My teacher first found 4 complex roots ( different than mine)
$$( x - \frac{\sqrt{2}}{2} - \frac{\sqrt{2}}{2} i)( x - \frac{\sqrt{2}}{2} + \frac{\sqrt{2}}{2} i)$$
$$( x + \frac{\sqrt{2}}{2} + \frac{\sqrt{2}}{2} i)( x + \frac{\sqrt{2}}{2} - \frac{\sqrt{2}}{2} i)$$
He then mltiplied both pairs,resulting in:
$$(x^2 - \sqrt{2}x + 1) and (x^2 + \sqrt{2}x + 1)$$
How do I get the first four imaginary points, or the two distinct because I realize that each has a conjugate.
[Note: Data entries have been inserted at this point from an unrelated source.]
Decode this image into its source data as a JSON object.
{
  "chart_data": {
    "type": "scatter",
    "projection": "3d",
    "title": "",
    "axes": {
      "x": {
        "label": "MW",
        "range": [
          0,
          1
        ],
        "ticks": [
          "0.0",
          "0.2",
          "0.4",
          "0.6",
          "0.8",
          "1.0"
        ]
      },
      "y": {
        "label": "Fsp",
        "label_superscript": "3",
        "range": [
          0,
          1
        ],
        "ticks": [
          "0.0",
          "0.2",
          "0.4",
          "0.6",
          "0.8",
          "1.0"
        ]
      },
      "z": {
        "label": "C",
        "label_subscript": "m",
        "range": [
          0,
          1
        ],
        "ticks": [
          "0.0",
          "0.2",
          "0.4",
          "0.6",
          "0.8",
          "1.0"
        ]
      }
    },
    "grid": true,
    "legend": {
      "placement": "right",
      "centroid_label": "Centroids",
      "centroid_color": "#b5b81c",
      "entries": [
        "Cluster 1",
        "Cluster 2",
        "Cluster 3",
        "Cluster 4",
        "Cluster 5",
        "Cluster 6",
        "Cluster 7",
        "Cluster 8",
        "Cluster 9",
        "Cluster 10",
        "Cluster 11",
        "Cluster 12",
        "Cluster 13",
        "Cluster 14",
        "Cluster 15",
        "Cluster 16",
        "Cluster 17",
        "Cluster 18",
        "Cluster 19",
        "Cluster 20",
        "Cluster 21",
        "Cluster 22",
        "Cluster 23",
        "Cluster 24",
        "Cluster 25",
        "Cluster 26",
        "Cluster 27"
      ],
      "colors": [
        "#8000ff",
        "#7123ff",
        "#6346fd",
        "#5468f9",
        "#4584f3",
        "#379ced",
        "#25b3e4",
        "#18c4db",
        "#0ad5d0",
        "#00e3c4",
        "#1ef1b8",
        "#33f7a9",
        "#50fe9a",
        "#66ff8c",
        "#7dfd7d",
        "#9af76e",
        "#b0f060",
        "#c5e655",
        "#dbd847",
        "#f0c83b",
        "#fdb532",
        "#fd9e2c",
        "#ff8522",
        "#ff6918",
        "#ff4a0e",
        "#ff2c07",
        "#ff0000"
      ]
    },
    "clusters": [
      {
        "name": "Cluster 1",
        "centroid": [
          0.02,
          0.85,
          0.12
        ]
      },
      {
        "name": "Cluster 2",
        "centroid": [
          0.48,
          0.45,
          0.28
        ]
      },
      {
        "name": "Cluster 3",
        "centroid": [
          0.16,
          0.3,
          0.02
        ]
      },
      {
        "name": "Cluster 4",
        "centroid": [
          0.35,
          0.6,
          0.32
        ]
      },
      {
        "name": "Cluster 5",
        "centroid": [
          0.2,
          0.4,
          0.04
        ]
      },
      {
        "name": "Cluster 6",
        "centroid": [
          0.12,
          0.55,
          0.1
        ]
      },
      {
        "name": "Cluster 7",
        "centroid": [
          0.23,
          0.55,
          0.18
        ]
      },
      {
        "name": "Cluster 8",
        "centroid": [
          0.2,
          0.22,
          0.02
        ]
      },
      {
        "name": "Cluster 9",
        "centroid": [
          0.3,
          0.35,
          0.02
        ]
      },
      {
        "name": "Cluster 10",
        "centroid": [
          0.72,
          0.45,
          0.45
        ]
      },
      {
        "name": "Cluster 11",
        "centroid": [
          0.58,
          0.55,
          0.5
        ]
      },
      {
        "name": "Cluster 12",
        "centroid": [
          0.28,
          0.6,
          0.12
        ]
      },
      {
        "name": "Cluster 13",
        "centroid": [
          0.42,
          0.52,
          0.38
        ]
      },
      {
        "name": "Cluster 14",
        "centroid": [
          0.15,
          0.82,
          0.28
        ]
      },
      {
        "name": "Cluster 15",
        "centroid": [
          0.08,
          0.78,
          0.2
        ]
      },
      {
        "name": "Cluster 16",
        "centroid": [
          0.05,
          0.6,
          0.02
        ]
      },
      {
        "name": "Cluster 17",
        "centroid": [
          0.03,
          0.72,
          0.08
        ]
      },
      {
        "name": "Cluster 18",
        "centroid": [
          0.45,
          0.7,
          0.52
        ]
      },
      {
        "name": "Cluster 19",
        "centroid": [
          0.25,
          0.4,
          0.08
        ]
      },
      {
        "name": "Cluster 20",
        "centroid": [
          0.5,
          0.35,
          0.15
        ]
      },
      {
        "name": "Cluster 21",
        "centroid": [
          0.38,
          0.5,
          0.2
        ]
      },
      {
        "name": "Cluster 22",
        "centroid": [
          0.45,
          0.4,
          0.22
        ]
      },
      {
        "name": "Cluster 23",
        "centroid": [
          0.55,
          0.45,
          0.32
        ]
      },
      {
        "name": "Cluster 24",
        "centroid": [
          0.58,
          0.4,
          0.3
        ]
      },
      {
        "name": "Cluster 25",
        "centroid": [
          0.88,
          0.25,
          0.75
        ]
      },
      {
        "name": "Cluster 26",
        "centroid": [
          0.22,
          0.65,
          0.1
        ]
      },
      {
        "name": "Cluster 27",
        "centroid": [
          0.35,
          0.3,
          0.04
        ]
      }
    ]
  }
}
$$x^4+1=0\Longleftrightarrow$$ $$x^4=-1\Longleftrightarrow$$ $$x^4=|-1|e^{\arg(-1)i}\Longleftrightarrow$$ $$x^4=e^{\pi i}\Longleftrightarrow$$ $$x=\left(e^{\left(2\pi k+\pi\right)i}\right)^{\frac{1}{4}}\Longleftrightarrow$$ $$x=e^{\frac{1}{4}\left(2\pi k+\pi\right)i}$$
With $k\in\mathbb{Z}$ and $k:0-3$
So, the solutions are:
$$x_0=e^{\frac{1}{4}\left(2\pi\cdot0+\pi\right)i}=e^{\frac{\pi i}{4}}$$ $$x_1=e^{\frac{1}{4}\left(2\pi\cdot1+\pi\right)i}=e^{\frac{3\pi i}{4}}$$ $$x_2=e^{\frac{1}{4}\left(2\pi\cdot2+\pi\right)i}=e^{-\frac{3\pi i}{4}}$$ $$x_3=e^{\frac{1}{4}\left(2\pi\cdot3+\pi\right)i}=e^{-\frac{\pi i}{4}}$$